Diversity of projects
Harnessing unused, renewable resources is a recurring theme among this year’s Legatum Fellows, some of whom are pursuing projects to turn waste into electricity in both Kenya and India, and to grow crops to produce a sustainable biodiesel business in Brazil. Other Legatum Fellows have projects in agriculture, education, health care and mobile technologies.
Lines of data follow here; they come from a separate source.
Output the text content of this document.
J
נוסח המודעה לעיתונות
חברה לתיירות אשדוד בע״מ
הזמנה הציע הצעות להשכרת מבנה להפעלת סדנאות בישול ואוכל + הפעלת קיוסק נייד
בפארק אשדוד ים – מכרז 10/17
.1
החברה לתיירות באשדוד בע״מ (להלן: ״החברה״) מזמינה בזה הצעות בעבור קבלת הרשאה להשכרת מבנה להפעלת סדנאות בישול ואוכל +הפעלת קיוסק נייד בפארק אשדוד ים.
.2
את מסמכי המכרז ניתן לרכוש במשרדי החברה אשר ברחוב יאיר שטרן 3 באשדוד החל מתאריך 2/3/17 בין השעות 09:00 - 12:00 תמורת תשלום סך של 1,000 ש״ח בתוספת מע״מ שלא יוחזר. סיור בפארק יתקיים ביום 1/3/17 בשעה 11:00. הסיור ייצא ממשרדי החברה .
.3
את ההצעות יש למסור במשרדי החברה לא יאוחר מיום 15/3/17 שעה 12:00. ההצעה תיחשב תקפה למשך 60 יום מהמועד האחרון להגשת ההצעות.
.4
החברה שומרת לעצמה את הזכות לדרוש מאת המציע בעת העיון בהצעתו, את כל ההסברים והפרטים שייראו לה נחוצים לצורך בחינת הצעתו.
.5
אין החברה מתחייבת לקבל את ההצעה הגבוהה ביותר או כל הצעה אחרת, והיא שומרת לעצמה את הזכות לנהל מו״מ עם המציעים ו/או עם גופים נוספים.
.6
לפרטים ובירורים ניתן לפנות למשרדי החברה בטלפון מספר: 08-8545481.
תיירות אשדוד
The Legatum Center’s annual conference on entrepreneurship is taking place on Oct. 28-29.
“Our purpose is to encourage this kind of thinking,” says Iqbal Z. Quadir, the founder and director of the Legatum Center, and the founder of Grameenphone, the firm that introduced widespread mobile-phone access in Bangladesh. “A lot of technologies in the world were unusual in the beginning, and became standard. That’s the beauty of bottom-up entrepreneurship and innovations. I just hope the fellows have the tenacity they need.”
Another Legatum Fellow this year, Le Yan, a first-year MBA student at the MIT Sloan School of Management who previously worked at GE Wind, has identified a direct way to produce more clean power by making sure wind turbines actually work; his project focuses on China. Equipment failures, Yan says, are a serious issue for wind farms. Turbines have gear boxes that develop lubrication or temperature-monitoring problems, and their frequency converters are prone to troubles. In some cases, Yan says, “the average is one fault per turbine per week.”
The American Wind Energy Association, a trade group, says equipment problems disable turbines 2 percent of the time in the United States. Yan believes that GE’s turbines are available about 97 percent of the time, but that some manufacturers worldwide produce machines with availability rates ranging from 60 to 80 percent.
When turbines do break, they are hard to fix; the faulty equipment may rest hundreds of feet off the ground, so wind-turbine repair may be a specialty in growing demand. Meanwhile, China’s push to produce renewable energy has created a sizable number of wind farms needing maintenance, says Yan, who is from China, and has a PhD in mechanical engineering from the University of California, Irvine.
Certainly wind-power producers have room to lower their expenses. “We estimate annual maintenance costs at about 5 to 15 percent of total plant costs,” says Christopher Namovicz, a renewable-power expert at the Energy Information Administration. Yan estimates that those expenses are closer to a quarter of total costs in China, making turbine repair in China a $30 million to $40 million market with rapid growth and no independent firms providing the service. In all, Yan thinks he can turn a profit and, like Shalaby, spread clean-energy expertise across the globe.
“China has an almost infinite need for energy, and frankly the world would be better off if much of that need goes in the direction of wind power,” says Quadir.
There is just one more thing Yan thinks he needs to make his business viable: a good opportunity. In what could be a credo for his Legatum colleagues, Yan says, “The biggest challenge for me is just starting — building a name and showing people my work.”